Friday, March 18, 2011

Hina-matsuri and tachibina

The 10th anniversary of the shop fell on the 3rd March this year which coincidentally is also Girls' Day or Hina Matsuri in Japan. So to celebrate we invited our regular customers to come and see  my daughter Ayame's Hina Ningyo doll display. We don't put the dolls out very often as we just don't have enough  space  - so it was lovely to have them out to enjoy again. The display isn't old - it was a special gift to Ayame on her first Girl's Day from a very dear friend when we still lived in Japan.

Hina-matsuri in its present form only developed in the Edo period (1600-1868). This display is a typical 15 doll  set. At the top are the Lord and Lady of the court, then three ladies in waiting, five musicians, the Minister of the Left and the Minister of the Right,  three footmen and the Lady's household items.

The traditions and meanings associated with Hina matsuri have changed over time. It's origins have been traced back to Chinese purification rites and in pre-Edo times it was a purification ceremony associated with the emperor in which dolls used throughout the year were set out to sea on little boats. There is a strong tradition in Japan of using dolls as talismans which absorb evil or illness and are then destroyed.  Similarly in another ancient hina tradition paper dolls called nademono or 'rubbing things' were rubbed on the body to absorb evil and then destroyed. 

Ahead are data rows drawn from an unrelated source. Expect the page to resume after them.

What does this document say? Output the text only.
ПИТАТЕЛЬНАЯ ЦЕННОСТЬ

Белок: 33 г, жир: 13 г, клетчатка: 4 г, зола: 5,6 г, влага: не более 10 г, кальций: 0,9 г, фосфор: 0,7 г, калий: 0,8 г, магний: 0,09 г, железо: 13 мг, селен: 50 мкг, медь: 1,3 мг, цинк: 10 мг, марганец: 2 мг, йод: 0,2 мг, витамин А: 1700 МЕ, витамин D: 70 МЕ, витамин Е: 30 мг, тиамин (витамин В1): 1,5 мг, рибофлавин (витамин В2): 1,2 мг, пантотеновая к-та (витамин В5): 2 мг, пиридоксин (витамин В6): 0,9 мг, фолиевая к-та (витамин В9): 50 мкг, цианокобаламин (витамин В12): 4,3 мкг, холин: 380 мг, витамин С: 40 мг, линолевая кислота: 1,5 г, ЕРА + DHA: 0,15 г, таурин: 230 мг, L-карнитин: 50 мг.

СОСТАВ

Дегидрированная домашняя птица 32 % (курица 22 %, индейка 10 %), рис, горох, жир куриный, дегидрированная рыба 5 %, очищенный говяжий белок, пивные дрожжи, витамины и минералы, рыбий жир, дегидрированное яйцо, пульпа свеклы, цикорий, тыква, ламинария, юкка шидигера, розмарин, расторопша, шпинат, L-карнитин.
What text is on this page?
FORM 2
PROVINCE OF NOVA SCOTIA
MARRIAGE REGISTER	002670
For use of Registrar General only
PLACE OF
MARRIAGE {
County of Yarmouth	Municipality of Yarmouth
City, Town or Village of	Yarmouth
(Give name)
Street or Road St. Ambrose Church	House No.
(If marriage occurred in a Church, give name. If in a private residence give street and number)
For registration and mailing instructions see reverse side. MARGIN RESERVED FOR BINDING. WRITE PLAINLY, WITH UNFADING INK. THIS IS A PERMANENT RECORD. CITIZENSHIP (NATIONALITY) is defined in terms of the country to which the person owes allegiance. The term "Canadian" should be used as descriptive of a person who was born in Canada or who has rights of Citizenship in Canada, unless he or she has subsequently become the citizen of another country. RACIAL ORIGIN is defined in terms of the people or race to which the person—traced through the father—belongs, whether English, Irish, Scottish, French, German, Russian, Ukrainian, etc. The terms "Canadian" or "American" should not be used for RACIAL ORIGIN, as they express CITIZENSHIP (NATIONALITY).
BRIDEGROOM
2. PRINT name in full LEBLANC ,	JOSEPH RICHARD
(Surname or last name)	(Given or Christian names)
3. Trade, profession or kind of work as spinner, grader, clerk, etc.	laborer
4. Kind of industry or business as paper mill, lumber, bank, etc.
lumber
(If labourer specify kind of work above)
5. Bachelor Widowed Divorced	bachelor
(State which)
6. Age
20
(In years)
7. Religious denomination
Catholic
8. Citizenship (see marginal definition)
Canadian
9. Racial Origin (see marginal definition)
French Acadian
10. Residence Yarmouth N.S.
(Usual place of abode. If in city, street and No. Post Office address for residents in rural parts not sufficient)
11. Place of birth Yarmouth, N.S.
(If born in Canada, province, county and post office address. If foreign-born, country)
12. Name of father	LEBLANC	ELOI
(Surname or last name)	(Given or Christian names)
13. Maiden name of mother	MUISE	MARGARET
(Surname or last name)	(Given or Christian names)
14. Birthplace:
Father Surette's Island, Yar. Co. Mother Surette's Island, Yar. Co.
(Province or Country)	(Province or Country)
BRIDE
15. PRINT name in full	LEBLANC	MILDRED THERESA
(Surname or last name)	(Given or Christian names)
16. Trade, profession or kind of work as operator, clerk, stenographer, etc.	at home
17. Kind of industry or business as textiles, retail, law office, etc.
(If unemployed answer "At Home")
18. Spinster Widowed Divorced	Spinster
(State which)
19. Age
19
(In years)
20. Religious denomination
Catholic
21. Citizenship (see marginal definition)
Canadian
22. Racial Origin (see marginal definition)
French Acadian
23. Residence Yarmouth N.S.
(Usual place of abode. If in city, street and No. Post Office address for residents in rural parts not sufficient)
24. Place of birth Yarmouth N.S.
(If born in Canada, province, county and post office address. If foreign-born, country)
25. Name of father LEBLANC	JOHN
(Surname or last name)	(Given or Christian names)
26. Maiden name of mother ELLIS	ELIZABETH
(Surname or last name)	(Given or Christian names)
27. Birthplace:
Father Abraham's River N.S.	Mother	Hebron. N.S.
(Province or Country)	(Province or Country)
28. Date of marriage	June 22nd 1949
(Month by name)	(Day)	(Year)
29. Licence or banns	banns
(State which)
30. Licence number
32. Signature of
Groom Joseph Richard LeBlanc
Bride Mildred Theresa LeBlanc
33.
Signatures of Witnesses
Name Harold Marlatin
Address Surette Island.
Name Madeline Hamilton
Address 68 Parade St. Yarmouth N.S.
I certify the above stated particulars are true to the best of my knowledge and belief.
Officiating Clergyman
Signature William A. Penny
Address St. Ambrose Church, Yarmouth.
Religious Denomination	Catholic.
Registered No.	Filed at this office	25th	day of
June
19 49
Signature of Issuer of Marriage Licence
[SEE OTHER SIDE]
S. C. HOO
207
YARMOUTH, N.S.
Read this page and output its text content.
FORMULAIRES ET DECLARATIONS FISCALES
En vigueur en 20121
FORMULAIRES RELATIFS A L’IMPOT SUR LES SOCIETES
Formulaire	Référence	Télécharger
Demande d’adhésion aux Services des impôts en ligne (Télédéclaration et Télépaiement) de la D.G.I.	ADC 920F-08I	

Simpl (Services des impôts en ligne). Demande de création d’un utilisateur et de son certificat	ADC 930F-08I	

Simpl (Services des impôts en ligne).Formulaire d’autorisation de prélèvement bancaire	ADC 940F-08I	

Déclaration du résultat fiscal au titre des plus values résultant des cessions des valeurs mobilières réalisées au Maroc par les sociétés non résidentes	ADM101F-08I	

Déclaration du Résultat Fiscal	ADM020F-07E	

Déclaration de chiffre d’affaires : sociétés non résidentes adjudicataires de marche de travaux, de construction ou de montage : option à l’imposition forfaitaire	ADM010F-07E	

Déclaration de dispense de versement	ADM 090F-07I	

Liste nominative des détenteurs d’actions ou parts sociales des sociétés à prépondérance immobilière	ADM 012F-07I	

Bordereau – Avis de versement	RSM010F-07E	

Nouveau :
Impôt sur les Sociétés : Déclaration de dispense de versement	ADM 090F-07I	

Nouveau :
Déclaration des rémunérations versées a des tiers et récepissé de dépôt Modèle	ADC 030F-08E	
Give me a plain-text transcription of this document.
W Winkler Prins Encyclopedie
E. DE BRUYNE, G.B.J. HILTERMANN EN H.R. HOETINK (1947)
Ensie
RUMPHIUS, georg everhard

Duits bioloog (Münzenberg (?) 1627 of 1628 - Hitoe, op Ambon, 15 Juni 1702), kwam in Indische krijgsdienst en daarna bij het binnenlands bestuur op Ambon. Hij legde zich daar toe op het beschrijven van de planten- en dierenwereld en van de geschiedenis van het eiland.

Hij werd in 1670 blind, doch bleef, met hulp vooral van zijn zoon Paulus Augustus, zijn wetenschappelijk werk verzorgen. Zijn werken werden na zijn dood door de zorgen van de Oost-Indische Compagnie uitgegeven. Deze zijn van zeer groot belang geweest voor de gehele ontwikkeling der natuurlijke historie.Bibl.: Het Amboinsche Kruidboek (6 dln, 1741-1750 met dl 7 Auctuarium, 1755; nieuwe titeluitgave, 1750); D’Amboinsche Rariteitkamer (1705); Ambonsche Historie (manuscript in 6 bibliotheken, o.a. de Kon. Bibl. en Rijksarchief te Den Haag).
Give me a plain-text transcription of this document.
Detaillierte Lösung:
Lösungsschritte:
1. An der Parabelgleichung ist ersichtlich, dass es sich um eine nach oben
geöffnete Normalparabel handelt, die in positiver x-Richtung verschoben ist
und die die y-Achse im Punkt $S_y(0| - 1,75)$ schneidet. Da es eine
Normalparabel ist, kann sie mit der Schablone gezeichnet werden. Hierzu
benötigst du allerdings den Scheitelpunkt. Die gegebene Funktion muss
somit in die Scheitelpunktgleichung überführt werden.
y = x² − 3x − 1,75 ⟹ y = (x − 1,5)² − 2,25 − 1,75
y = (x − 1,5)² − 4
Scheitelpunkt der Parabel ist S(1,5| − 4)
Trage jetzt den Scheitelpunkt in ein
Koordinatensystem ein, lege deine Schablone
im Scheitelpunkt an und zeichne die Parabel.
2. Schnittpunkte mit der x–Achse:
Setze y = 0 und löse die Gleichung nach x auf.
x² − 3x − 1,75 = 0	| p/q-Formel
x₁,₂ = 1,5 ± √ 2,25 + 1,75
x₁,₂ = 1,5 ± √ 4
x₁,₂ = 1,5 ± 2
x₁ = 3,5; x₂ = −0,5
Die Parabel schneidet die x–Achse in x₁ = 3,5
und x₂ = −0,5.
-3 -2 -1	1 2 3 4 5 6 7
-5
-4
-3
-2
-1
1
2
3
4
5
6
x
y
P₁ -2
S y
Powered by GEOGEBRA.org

Another form of hina doll called tachibina  or 'standing hina' evolved from the nademono. These were also originally made from paper  and later fabric. They were popular by at least  the early 16th century when there were specialist makers in Kyoto.  Tachibina were placed on trays of offerings during the festival  to attract  kami (Shinto gods) into the house where they would inhabit the dolls and offer protection and purification.  Here are some tachibina from my collection which we also displayed as part of our celebrations. These probably date from the 19th - early 20th century:

For more information on various Hina dolls and traditions have a look at Alan Scott Pate's 'Ningyo: The Art of the Japanese Doll' (Tuttle, 2005).

1 comment:

  1. Jan told me about this and I thought, "Oh yeah, dolls...interesting, but dolls neverthless" BUT it was quite amazing, and these are not just dolls, they have special significance as Jan has explained above. Thanks Jan for sharing this with everyone.